Re: [PATCH] cpufreq: cppc: Reduce cppc delivered perf sampling jitter

From: Jeremy Linton

Date: Wed Jun 03 2026 - 13:12:05 EST

Hi,

Thanks for looking at this.

On 6/3/26 5:54 AM, Breno Leitao wrote:

On Tue, Jun 02, 2026 at 04:20:52PM -0500, Jeremy Linton wrote:

CPPC uses a pair of registers cycling at different frequencies to
determine an accumulated performance level. For userspace reporting we
want to convert this to an instantaneous CPU frequency, but over short
time periods small errors caused by CPPC counter reads can cause
fairly significant reported frequency variations even when the core
CPU clock isn't changing.

Reduce this by keeping a start sample fixed and retrying the end
sample until the counter deltas are large enough to reduce short
window error, or until adjacent delivered performance estimates are
within the CPU's observed CPPC read noise floor.

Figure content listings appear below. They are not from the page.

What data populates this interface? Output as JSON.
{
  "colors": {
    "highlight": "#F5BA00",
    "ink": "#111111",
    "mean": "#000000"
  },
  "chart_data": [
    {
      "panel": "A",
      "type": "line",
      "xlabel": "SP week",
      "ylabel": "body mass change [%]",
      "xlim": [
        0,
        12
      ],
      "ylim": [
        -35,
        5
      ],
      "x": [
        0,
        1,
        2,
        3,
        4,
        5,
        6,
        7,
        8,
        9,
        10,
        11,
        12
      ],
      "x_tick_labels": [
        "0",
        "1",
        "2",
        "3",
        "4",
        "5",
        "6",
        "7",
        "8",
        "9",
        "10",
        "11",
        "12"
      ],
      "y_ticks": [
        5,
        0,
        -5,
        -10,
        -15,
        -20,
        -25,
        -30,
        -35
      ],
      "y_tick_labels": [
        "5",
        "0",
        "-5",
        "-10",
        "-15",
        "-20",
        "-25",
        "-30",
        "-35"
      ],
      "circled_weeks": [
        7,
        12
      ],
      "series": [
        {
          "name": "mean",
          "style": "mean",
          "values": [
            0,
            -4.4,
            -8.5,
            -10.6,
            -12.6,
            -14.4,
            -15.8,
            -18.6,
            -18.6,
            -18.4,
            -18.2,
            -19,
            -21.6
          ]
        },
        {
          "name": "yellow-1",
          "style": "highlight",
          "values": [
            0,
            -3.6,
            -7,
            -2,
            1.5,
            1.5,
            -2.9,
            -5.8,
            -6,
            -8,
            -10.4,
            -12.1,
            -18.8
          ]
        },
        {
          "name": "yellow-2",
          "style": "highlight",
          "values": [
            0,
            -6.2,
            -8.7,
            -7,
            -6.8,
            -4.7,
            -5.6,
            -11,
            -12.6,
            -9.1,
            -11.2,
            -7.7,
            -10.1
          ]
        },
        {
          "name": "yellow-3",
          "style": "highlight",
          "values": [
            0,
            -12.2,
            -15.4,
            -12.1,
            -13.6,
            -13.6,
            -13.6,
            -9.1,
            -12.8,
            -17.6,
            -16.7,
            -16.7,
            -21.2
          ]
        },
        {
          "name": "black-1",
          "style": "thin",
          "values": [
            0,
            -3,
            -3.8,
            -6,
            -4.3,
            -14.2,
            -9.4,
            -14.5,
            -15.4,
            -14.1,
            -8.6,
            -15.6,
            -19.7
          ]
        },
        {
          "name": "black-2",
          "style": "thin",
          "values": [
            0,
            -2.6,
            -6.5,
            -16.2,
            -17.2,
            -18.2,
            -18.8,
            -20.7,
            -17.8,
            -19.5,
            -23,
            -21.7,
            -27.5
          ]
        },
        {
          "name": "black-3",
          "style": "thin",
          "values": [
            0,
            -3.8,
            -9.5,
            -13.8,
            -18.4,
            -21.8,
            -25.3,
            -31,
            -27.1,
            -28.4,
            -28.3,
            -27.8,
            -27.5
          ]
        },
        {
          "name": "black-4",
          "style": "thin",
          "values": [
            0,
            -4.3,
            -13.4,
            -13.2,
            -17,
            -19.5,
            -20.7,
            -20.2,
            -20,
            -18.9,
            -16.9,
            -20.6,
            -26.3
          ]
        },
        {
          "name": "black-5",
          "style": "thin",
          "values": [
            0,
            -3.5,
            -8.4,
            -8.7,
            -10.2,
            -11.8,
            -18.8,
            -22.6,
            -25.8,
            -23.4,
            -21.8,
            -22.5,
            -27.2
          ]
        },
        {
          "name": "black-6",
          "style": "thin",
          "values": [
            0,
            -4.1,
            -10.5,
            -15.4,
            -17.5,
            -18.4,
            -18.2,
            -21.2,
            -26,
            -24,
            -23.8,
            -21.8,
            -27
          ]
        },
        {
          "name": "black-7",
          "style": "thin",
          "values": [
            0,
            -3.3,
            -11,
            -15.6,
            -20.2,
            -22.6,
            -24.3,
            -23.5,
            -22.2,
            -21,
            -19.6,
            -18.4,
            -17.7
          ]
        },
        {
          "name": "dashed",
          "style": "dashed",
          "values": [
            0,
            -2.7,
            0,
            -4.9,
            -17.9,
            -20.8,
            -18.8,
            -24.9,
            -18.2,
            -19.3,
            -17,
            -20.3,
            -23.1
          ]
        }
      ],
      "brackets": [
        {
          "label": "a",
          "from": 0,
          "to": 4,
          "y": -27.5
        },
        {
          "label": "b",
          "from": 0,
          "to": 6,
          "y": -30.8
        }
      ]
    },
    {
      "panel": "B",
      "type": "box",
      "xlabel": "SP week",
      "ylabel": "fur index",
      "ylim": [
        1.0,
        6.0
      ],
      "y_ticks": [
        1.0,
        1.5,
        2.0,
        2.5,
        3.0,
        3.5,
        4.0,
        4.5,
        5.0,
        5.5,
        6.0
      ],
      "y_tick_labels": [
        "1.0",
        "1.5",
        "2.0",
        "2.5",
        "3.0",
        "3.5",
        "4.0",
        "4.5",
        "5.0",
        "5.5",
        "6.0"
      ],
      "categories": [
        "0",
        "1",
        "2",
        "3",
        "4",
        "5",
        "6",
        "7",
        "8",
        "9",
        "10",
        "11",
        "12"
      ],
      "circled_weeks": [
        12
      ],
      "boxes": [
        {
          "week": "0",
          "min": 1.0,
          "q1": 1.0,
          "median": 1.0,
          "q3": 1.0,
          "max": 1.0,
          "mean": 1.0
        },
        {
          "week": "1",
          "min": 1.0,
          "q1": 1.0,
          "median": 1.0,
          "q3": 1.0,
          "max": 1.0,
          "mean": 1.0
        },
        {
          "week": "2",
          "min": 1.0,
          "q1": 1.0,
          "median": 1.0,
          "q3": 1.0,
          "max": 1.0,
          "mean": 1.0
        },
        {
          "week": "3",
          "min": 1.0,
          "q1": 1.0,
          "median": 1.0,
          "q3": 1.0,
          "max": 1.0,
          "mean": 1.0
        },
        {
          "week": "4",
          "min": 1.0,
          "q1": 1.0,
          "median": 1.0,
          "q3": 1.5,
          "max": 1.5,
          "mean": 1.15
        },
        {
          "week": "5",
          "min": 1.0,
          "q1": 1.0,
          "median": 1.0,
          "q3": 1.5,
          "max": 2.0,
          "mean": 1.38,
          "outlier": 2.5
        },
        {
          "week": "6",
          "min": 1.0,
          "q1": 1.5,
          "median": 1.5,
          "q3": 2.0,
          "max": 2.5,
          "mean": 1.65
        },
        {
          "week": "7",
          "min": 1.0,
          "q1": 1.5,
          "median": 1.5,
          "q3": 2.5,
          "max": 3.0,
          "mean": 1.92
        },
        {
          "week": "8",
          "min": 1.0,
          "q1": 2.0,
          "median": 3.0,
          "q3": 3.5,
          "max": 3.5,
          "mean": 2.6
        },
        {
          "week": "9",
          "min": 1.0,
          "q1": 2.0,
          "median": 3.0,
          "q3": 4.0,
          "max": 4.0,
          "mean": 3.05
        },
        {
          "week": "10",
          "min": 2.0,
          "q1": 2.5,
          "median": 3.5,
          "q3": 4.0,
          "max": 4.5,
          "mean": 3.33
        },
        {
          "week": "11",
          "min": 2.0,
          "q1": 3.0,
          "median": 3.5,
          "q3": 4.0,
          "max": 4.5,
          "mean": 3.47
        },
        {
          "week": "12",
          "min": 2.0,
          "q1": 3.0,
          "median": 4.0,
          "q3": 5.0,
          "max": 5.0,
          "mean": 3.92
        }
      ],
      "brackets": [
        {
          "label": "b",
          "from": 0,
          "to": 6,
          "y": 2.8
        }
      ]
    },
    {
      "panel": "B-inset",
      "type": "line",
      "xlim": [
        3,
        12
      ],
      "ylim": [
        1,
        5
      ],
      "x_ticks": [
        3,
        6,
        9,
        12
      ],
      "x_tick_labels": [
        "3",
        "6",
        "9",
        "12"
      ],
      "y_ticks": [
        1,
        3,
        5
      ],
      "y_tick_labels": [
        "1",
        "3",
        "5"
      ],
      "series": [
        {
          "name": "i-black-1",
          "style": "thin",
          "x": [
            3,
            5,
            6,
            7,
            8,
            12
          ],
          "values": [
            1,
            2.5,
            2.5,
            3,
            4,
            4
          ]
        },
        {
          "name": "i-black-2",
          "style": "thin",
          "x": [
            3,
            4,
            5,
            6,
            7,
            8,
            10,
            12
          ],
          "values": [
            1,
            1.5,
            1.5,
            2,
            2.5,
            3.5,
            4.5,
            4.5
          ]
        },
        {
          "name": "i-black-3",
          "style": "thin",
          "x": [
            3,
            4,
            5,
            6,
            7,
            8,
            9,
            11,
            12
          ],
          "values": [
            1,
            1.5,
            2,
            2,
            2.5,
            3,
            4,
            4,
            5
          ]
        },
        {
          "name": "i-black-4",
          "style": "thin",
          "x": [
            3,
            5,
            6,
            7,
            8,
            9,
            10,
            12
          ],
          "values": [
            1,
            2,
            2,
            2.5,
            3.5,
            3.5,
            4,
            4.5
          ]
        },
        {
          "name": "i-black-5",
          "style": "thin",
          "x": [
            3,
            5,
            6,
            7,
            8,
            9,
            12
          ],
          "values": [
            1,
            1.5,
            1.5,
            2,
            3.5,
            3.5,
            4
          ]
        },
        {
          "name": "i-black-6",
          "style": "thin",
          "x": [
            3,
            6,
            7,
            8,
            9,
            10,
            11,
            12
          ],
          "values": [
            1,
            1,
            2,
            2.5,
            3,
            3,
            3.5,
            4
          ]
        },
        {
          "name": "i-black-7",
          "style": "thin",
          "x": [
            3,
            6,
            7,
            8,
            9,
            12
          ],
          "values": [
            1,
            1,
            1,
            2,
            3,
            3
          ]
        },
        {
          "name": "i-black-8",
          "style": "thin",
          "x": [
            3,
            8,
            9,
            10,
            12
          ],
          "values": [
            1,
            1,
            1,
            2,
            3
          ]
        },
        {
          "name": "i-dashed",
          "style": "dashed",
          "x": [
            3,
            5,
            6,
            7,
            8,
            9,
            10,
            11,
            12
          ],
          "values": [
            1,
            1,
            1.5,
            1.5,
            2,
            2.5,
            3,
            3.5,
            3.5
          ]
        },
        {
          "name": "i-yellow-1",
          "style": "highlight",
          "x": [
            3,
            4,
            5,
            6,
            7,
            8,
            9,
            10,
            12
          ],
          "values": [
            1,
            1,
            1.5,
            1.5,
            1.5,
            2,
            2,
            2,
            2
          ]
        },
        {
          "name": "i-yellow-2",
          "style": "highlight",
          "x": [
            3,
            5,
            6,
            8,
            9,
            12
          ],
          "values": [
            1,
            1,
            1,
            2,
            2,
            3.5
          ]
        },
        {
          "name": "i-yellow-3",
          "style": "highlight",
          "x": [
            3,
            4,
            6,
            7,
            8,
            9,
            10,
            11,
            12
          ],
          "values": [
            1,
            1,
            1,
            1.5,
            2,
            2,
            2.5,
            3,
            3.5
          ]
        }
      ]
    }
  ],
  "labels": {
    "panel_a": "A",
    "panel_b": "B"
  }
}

To begin, resample the initial pair a small fixed number of times
looking for matching delivered performance deltas. This reduces the
chance that a disturbed start sample anchors the rest of the
calculation.

Then look for an end sample while updating the noise floor from the
best error seen between samples. The floor remains zero on systems
with stable feedback reads, but lets noisy systems stop early once
another retry is unlikely to improve the result. The retry loop is
capped at 200 iterations, giving an ~20 usec explicit delay budget
derived from ndelay(100).

Signed-off-by: Jeremy Linton <jeremy.linton@xxxxxxx>
---
drivers/cpufreq/cppc_cpufreq.c | 68 ++++++++++++++++++++++++++++++----
1 file changed, 61 insertions(+), 7 deletions(-)

diff --git a/drivers/cpufreq/cppc_cpufreq.c b/drivers/cpufreq/cppc_cpufreq.c
index 7e7f9dfb7a24..362c08def420 100644
--- a/drivers/cpufreq/cppc_cpufreq.c
+++ b/drivers/cpufreq/cppc_cpufreq.c
@@ -50,7 +50,7 @@ struct cppc_freq_invariance {
static DEFINE_PER_CPU(struct cppc_freq_invariance, cppc_freq_inv);
static struct kthread_worker *kworker_fie;
-static int cppc_perf_from_fbctrs(u64 reference_perf,
+static u64 cppc_perf_from_fbctrs(u64 reference_perf,
struct cppc_perf_fb_ctrs *fb_ctrs_t0,
struct cppc_perf_fb_ctrs *fb_ctrs_t1);
@@ -750,7 +750,7 @@ static inline u64 get_delta(u64 t1, u64 t0)
return (u32)t1 - (u32)t0;
}
-static int cppc_perf_from_fbctrs(u64 reference_perf,
+static u64 cppc_perf_from_fbctrs(u64 reference_perf,
struct cppc_perf_fb_ctrs *fb_ctrs_t0,
struct cppc_perf_fb_ctrs *fb_ctrs_t1)
{
@@ -771,19 +771,71 @@ static int cppc_perf_from_fbctrs(u64 reference_perf,
return (reference_perf * delta_delivered) / delta_reference;
}
-static int cppc_get_perf_ctrs_sample(int cpu,
+/* CPPC read noise floor for early retry exit. */
+static DEFINE_PER_CPU(u64, err_floor);
+
+#define CPPC_SAMPLE_MAX_RETRIES 200

Could the remaining tuning literals get the same treatment?
Specifically:

- the 10 initial-resample iteration count
- the 2000 multiplier in ref * 2000
- the 100 ns in ndelay(100)

Sure. A few of these were personal judgment from the platforms I tried it on. I had some instrumentation at the bottom which was printing loop counts and error values and largely I picked those values based on how they were behaving, or back of the evelope estimates. For example, that 200 is afaik overkill, its usually settles down around 20 or less, which makes this faster than the old method on at least one platform I tried it on. And they are all intended to be "upper bound" exit the loop because something isn't working right values.

I'm interested in whether this patch stabilizes the frequency reporting in some of the cases I've heard people talking about.